What causes delays in software projects
For the last few weeks I’ve been testing a new storage backend for the server monitoring time series data we collect in Server Density, used to power our graphs and historical data API. The new system solves a number of scaling issues we’ve been having with timeouts over longer date ranges and allows us to store more data.
Instead of summarising the 1 minute data points after 1 hour we will keep minute by minute data for 2 weeks for all customers, before it starts being summarised. Optional extensions of that (up to 1 year) can also be purchased. We keep all data forever, it just gets summarised up to hourly and then daily after the initial period.
The new system involves a queuing layer which allows us to survive data store outages without losing data – it just gets inserted later. The old system is in PHP but, as with all our new development, we’re now using Python. Celery handles the queuing and since the system operates as an internal web service, Tornado handles the web endpoints with Nginx sitting in front of it as a load balancer.
We’ve been working on this for several months and hoped to get it out sooner, but there have been delays caused by problems picked up with production traffic. As we already use a web service architecture, I have been able to drop in this complete rewrite with no impact to the existing clients – the internal APIs remain the same. This has meant I’ve been able to test against production traffic because the data can be mirrored.
It’s not until you run real traffic through a system over a period of time that you find problems.
- The default logging in Celery is extremely verbose. This caused our logs to fill up very quickly with an INFO log line being logged for every processed queue item.
- Connection pooling in the Python requests library is set too low. The default connection pool size in Python requests is 10. This is insufficient for high volume requests because the pool will be quickly exhausted with an
HttpConnectionPool is full, discarding connectionerror. I needed to implement a custom HTTP adapter to fix this.
- Some of our client code is still in PHP. We use a pseudo asynchronous method of posting where the HTTP connection is closed immediately and the response ignored. This works fine with Apache (our old setup) but Nginx thinks the client has closed the connection and terminates the internal request. The workaround was to quickly loop through the response.
- However, as we started to increase the load this workaround fell apart. This is because the code isn’t truly asynchronous so even though it was returning quickly (within 3ms), the load on our servers increased significantly. And when we simulated slowdowns, the entire server would grind to a halt waiting for responses.
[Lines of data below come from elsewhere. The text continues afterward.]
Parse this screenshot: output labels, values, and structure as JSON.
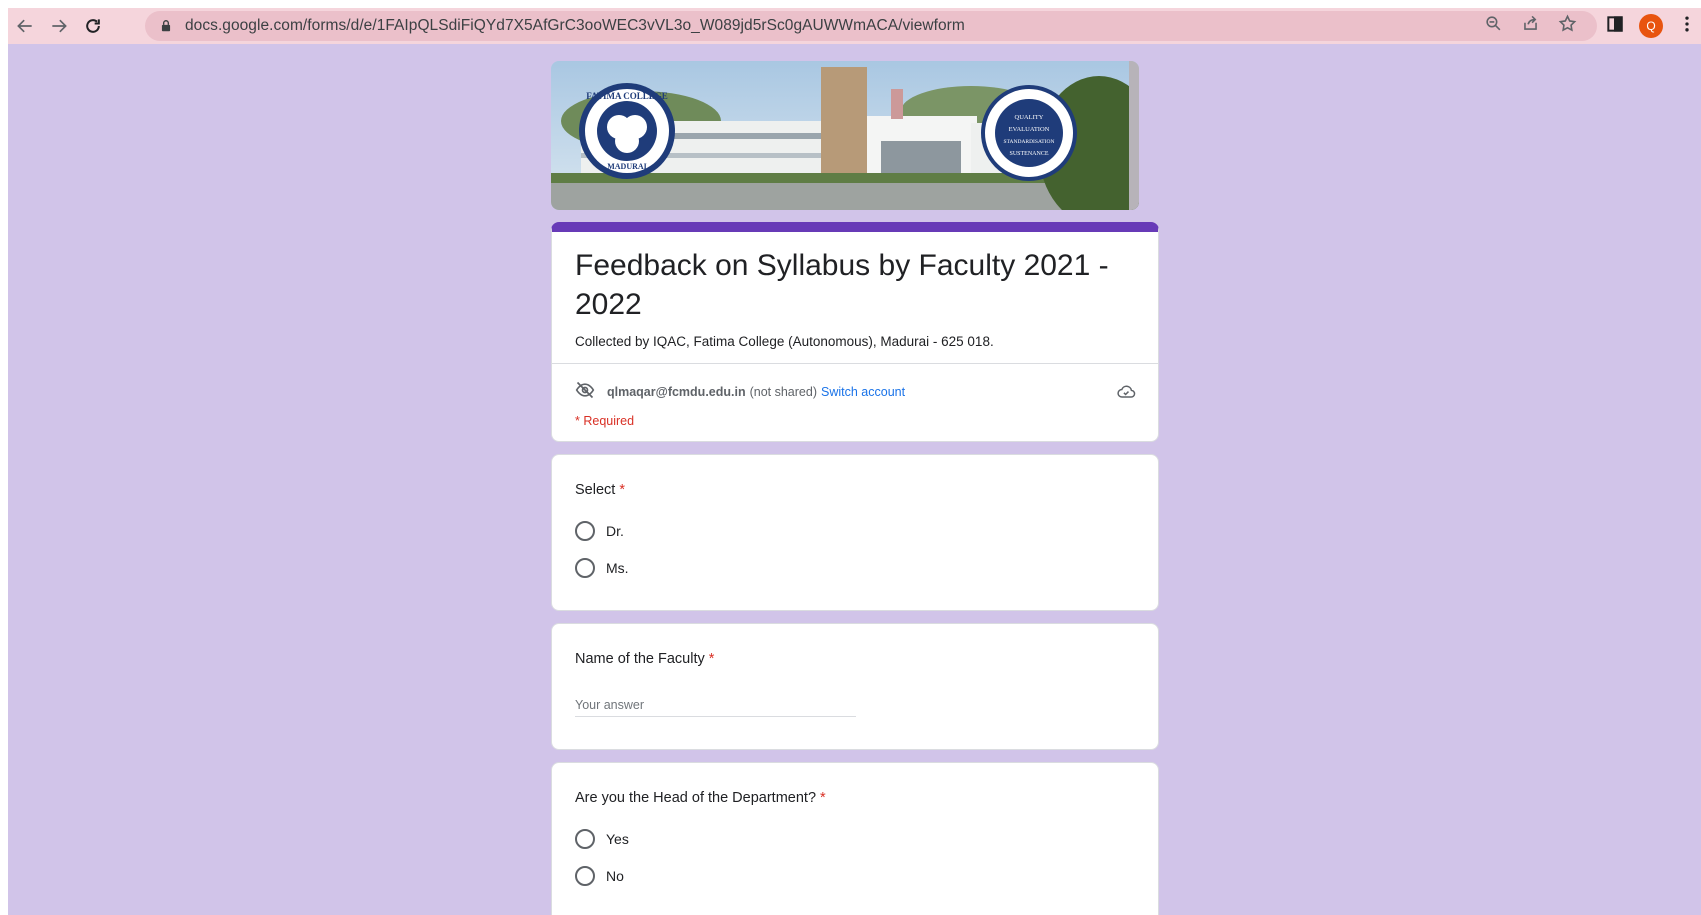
{
  "browser": {
    "url": "docs.google.com/forms/d/e/1FAIpQLSdiFiQYd7X5AfGrC3ooWEC3vVL3o_W089jd5rSc0gAUWWmACA/viewform",
    "profile_initial": "Q",
    "icons": [
      "back-icon",
      "forward-icon",
      "reload-icon",
      "lock-icon",
      "zoom-icon",
      "share-icon",
      "star-icon",
      "side-panel-icon",
      "menu-icon"
    ]
  },
  "form": {
    "title": "Feedback on Syllabus by Faculty 2021 - 2022",
    "description": "Collected by IQAC, Fatima College (Autonomous), Madurai - 625 018.",
    "account": {
      "email": "qlmaqar@fcmdu.edu.in",
      "not_shared": "(not shared)",
      "switch_label": "Switch account"
    },
    "required_note": "* Required",
    "header_image": {
      "left_seal_text": "FATIMA COLLEGE",
      "left_seal_bottom": "MADURAI",
      "right_seal_lines": [
        "QUALITY",
        "EVALUATION",
        "STANDARDISATION",
        "SUSTENANCE"
      ]
    },
    "questions": [
      {
        "label": "Select",
        "required": "*",
        "options": [
          "Dr.",
          "Ms."
        ]
      },
      {
        "label": "Name of the Faculty",
        "required": "*",
        "placeholder": "Your answer"
      },
      {
        "label": "Are you the Head of the Department?",
        "required": "*",
        "options": [
          "Yes",
          "No"
        ]
      }
    ]
  },
  "colors": {
    "page_bg": "#d1c4e9",
    "accent": "#673ab7",
    "required": "#d93025",
    "link": "#1a73e8",
    "chrome_bg": "#f5d5dc"
  }
}
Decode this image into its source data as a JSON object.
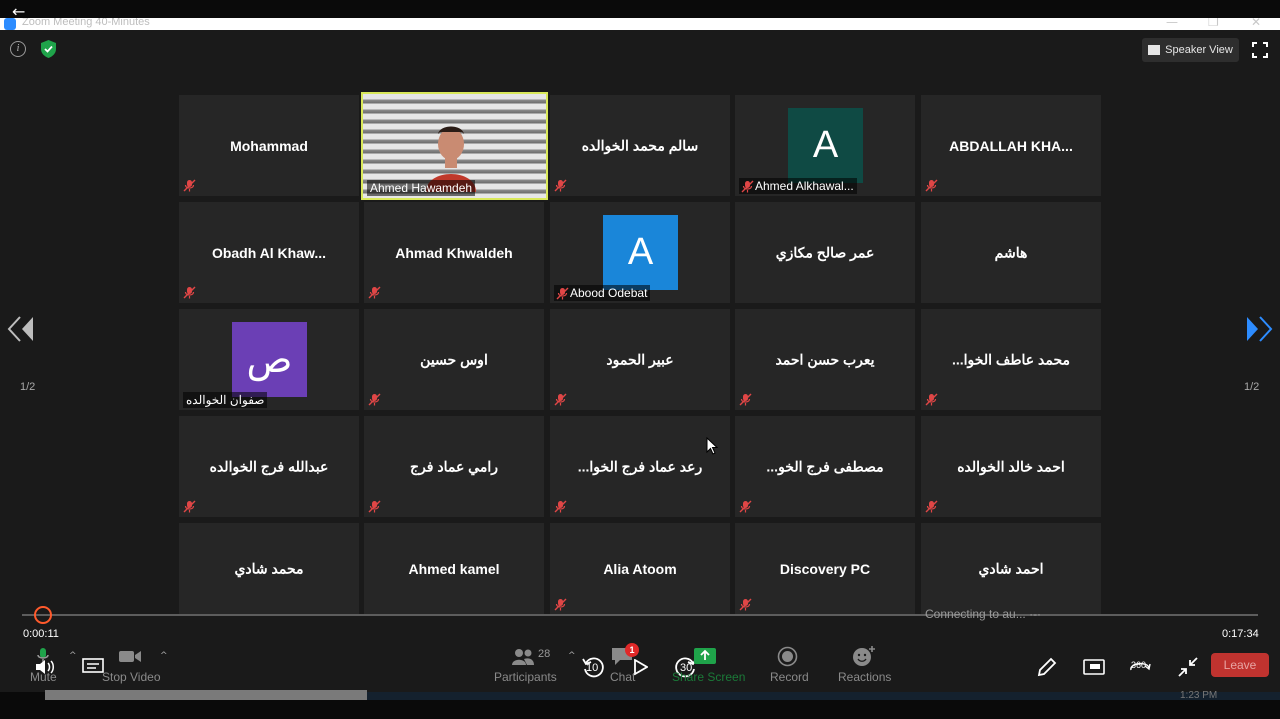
{
  "window": {
    "title": "Zoom Meeting 40-Minutes",
    "min": "—",
    "max": "❐",
    "close": "✕"
  },
  "topbar": {
    "speaker_view": "Speaker View"
  },
  "tiles": [
    {
      "name": "Mohammad",
      "muted": true
    },
    {
      "name": "Ahmed Hawamdeh",
      "video": true,
      "muted": false
    },
    {
      "name": "سالم محمد الخوالده",
      "muted": true
    },
    {
      "name": "Ahmed Alkhawal...",
      "avatar_letter": "A",
      "avatar_color": "#0f4a44",
      "muted": true
    },
    {
      "name": "ABDALLAH KHA...",
      "muted": true
    },
    {
      "name": "Obadh Al Khaw...",
      "muted": true
    },
    {
      "name": "Ahmad Khwaldeh",
      "muted": true
    },
    {
      "name": "Abood Odebat",
      "avatar_letter": "A",
      "avatar_color": "#1a86d9",
      "muted": true
    },
    {
      "name": "عمر صالح مكازي",
      "muted": false
    },
    {
      "name": "هاشم",
      "muted": false
    },
    {
      "name": "صفوان الخوالده",
      "avatar_letter": "ص",
      "avatar_color": "#6b3fb5",
      "muted": false
    },
    {
      "name": "اوس حسين",
      "muted": true
    },
    {
      "name": "عبير الحمود",
      "muted": true
    },
    {
      "name": "يعرب حسن احمد",
      "muted": true
    },
    {
      "name": "...محمد عاطف الخوا",
      "muted": true
    },
    {
      "name": "عبدالله فرج الخوالده",
      "muted": true
    },
    {
      "name": "رامي عماد فرج",
      "muted": true
    },
    {
      "name": "...رعد عماد فرج الخوا",
      "muted": true
    },
    {
      "name": "...مصطفى فرج الخو",
      "muted": true
    },
    {
      "name": "احمد خالد الخوالده",
      "muted": true
    },
    {
      "name": "محمد شادي",
      "muted": false
    },
    {
      "name": "Ahmed kamel",
      "muted": false
    },
    {
      "name": "Alia Atoom",
      "muted": true
    },
    {
      "name": "Discovery PC",
      "muted": true
    },
    {
      "name": "احمد شادي",
      "muted": false
    }
  ],
  "pagination": {
    "left": "1/2",
    "right": "1/2"
  },
  "playback": {
    "current": "0:00:11",
    "total": "0:17:34",
    "progress_fraction": 0.01,
    "connecting": "Connecting to au... ·-·"
  },
  "toolbar": {
    "mute": "Mute",
    "stop_video": "Stop Video",
    "participants": "Participants",
    "participants_count": "28",
    "chat": "Chat",
    "chat_badge": "1",
    "share_screen": "Share Screen",
    "record": "Record",
    "reactions": "Reactions",
    "rewind": "10",
    "forward": "30",
    "leave": "Leave",
    "deg360": "360"
  },
  "taskbar": {
    "clock": "1:23 PM"
  }
}
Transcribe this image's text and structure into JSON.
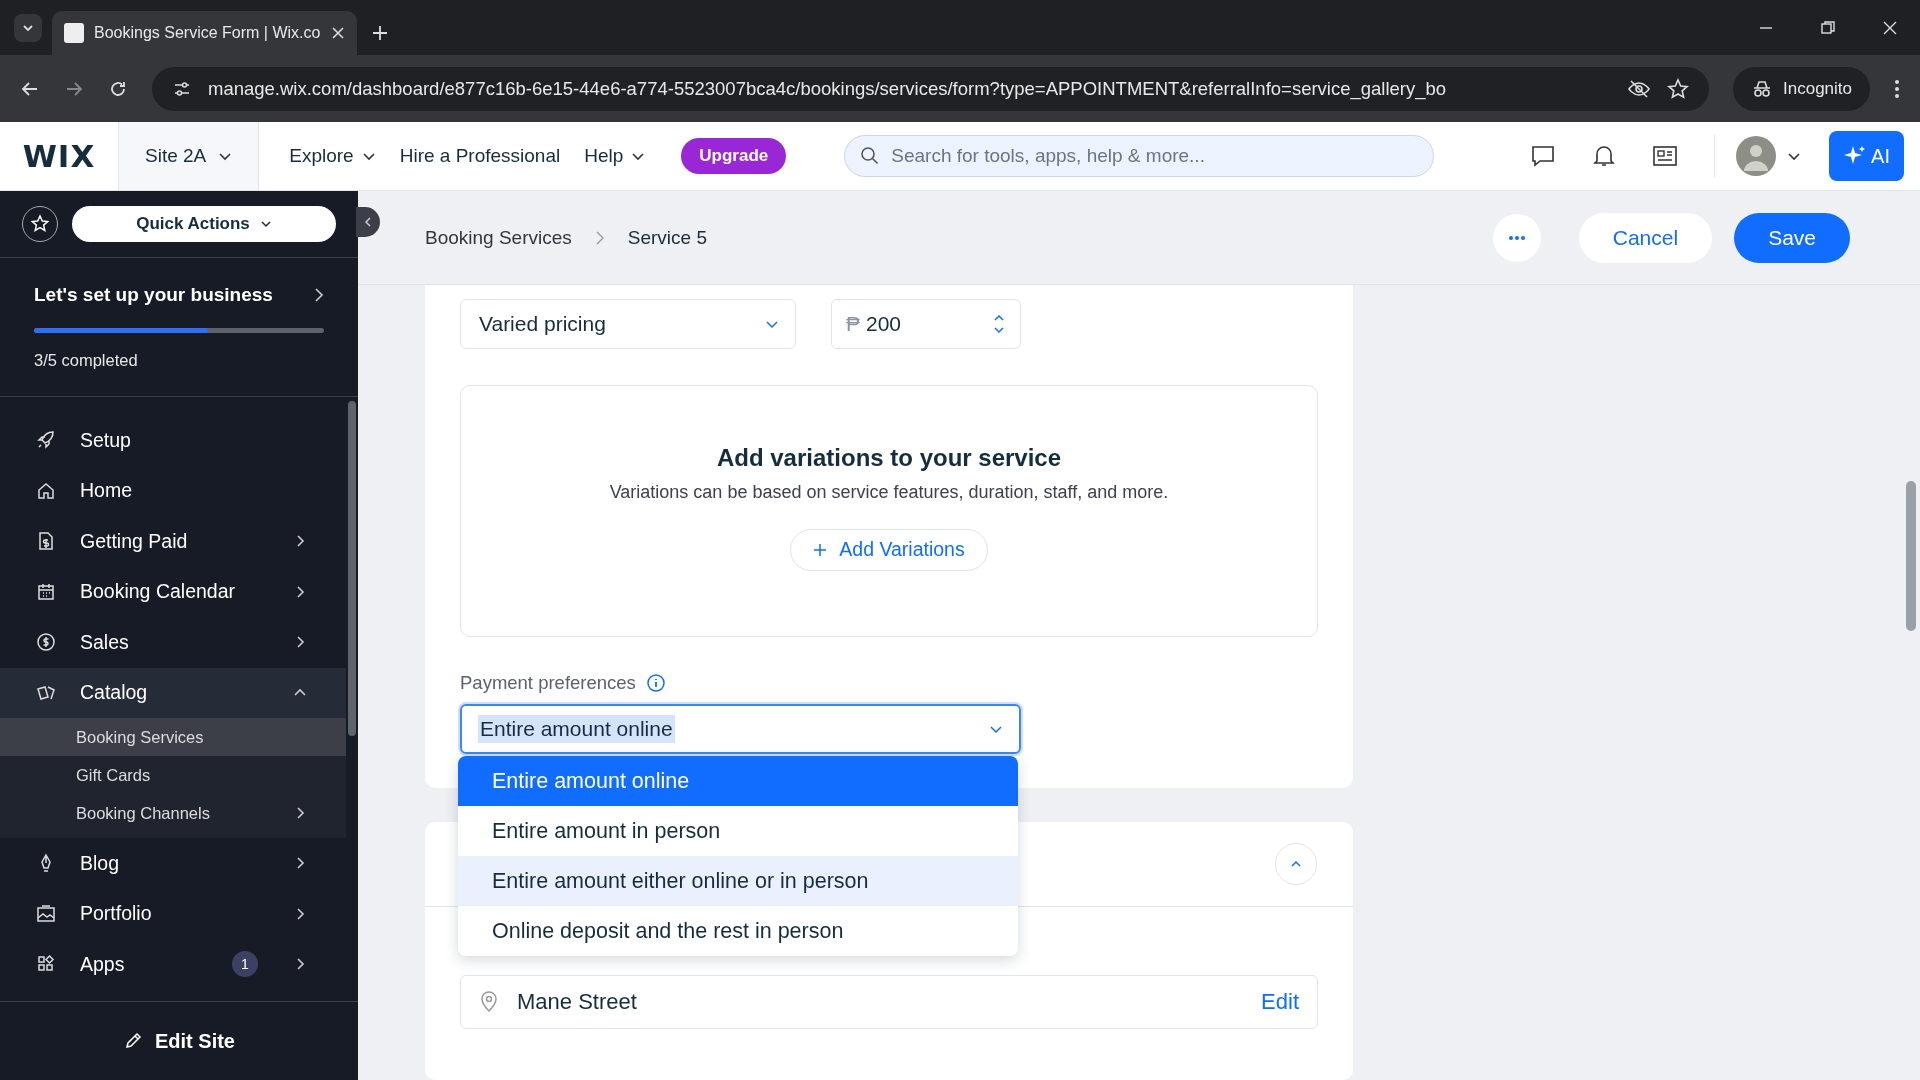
{
  "browser": {
    "tab_title": "Bookings Service Form | Wix.co",
    "url": "manage.wix.com/dashboard/e877c16b-6e15-44e6-a774-5523007bca4c/bookings/services/form?type=APPOINTMENT&referralInfo=service_gallery_bo",
    "incognito_label": "Incognito"
  },
  "topbar": {
    "logo": "WIX",
    "site": "Site 2A",
    "menus": [
      {
        "label": "Explore",
        "caret": true
      },
      {
        "label": "Hire a Professional",
        "caret": false
      },
      {
        "label": "Help",
        "caret": true
      }
    ],
    "upgrade": "Upgrade",
    "search": {
      "placeholder": "Search for tools, apps, help & more..."
    },
    "ai": "AI"
  },
  "sidebar": {
    "quick_actions": "Quick Actions",
    "setup": {
      "title": "Let's set up your business",
      "level": 0.6,
      "progress": "3/5 completed"
    },
    "items": [
      {
        "label": "Setup",
        "submenu": false
      },
      {
        "label": "Home",
        "submenu": false
      },
      {
        "label": "Getting Paid",
        "submenu": true
      },
      {
        "label": "Booking Calendar",
        "submenu": true
      },
      {
        "label": "Sales",
        "submenu": true
      },
      {
        "label": "Catalog",
        "submenu": true,
        "expanded": true,
        "children": [
          {
            "label": "Booking Services",
            "selected": true,
            "submenu": false
          },
          {
            "label": "Gift Cards",
            "selected": false,
            "submenu": false
          },
          {
            "label": "Booking Channels",
            "selected": false,
            "submenu": true
          }
        ]
      },
      {
        "label": "Blog",
        "submenu": true
      },
      {
        "label": "Portfolio",
        "submenu": true
      },
      {
        "label": "Apps",
        "submenu": true,
        "badge": "1"
      }
    ],
    "edit_site": "Edit Site"
  },
  "header": {
    "breadcrumbs": [
      "Booking Services",
      "Service 5"
    ],
    "cancel": "Cancel",
    "save": "Save"
  },
  "form": {
    "price_type": "Varied pricing",
    "price": {
      "currency": "₱",
      "value": "200"
    },
    "variations": {
      "title": "Add variations to your service",
      "subtitle": "Variations can be based on service features, duration, staff, and more.",
      "button": "Add Variations"
    },
    "payment": {
      "label": "Payment preferences",
      "value": "Entire amount online",
      "expanded": true,
      "options": [
        {
          "label": "Entire amount online",
          "selected": true,
          "hovered": false
        },
        {
          "label": "Entire amount in person",
          "selected": false,
          "hovered": false
        },
        {
          "label": "Entire amount either online or in person",
          "selected": false,
          "hovered": true
        },
        {
          "label": "Online deposit and the rest in person",
          "selected": false,
          "hovered": false
        }
      ]
    },
    "location": {
      "value": "Mane Street",
      "edit": "Edit"
    }
  }
}
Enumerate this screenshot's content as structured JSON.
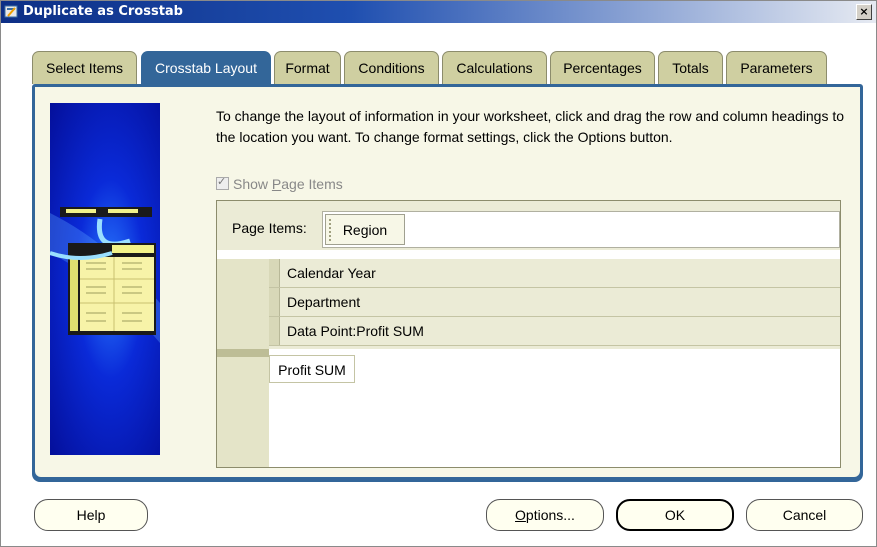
{
  "window": {
    "title": "Duplicate as Crosstab",
    "close_label": "×"
  },
  "tabs": [
    {
      "label": "Select Items",
      "active": false
    },
    {
      "label": "Crosstab Layout",
      "active": true
    },
    {
      "label": "Format",
      "active": false
    },
    {
      "label": "Conditions",
      "active": false
    },
    {
      "label": "Calculations",
      "active": false
    },
    {
      "label": "Percentages",
      "active": false
    },
    {
      "label": "Totals",
      "active": false
    },
    {
      "label": "Parameters",
      "active": false
    }
  ],
  "content": {
    "instructions": "To change the layout of information in your worksheet, click and drag the row and column headings to the location you want.  To change format settings, click the Options button.",
    "show_page_items": {
      "pre": "Show ",
      "underlined": "P",
      "post": "age Items",
      "checked": true,
      "enabled": false
    }
  },
  "layout": {
    "page_items_label": "Page Items:",
    "page_items": [
      "Region"
    ],
    "row_headings": [
      "Calendar Year",
      "Department",
      "Data Point:Profit SUM"
    ],
    "data_items": [
      "Profit SUM"
    ]
  },
  "buttons": {
    "help": "Help",
    "options_pre": "",
    "options_underlined": "O",
    "options_post": "ptions...",
    "ok": "OK",
    "cancel": "Cancel"
  },
  "colors": {
    "accent": "#336699",
    "tab_inactive": "#cfcfa1",
    "panel_bg": "#f7f7e7",
    "title_start": "#0d2f86"
  }
}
So instead we changed the Nginx config to ignore client aborts (see also our public Nginx Puppet manifest). Eventually we’ll remove all our PHP client code and use true asynchronous posts.
- A couple of bugs in Celery were found. One has been fixed and the other we’re still investigating and have a manual workaround for.
- We tested using a small 32GB SSD for the persistent data storage but this was unnecessary because all tasks usually get processed within a second (and so are in memory) and the disk size is too small to handle more than a few minutes of data store downtime where the queue is backing up. So instead we replaced the SSD with a large SATA2 drive.
This project is fairly simple in terms of the amount of code – just a few hundred lines – and very few moving parts (API endpoint + task processing). The complexity comes with the libraries we’re using and how they (and our own code) performs under heavy load. This is what causes the real delays in software projects. And for our customers, we hope to roll this new backend out very soon!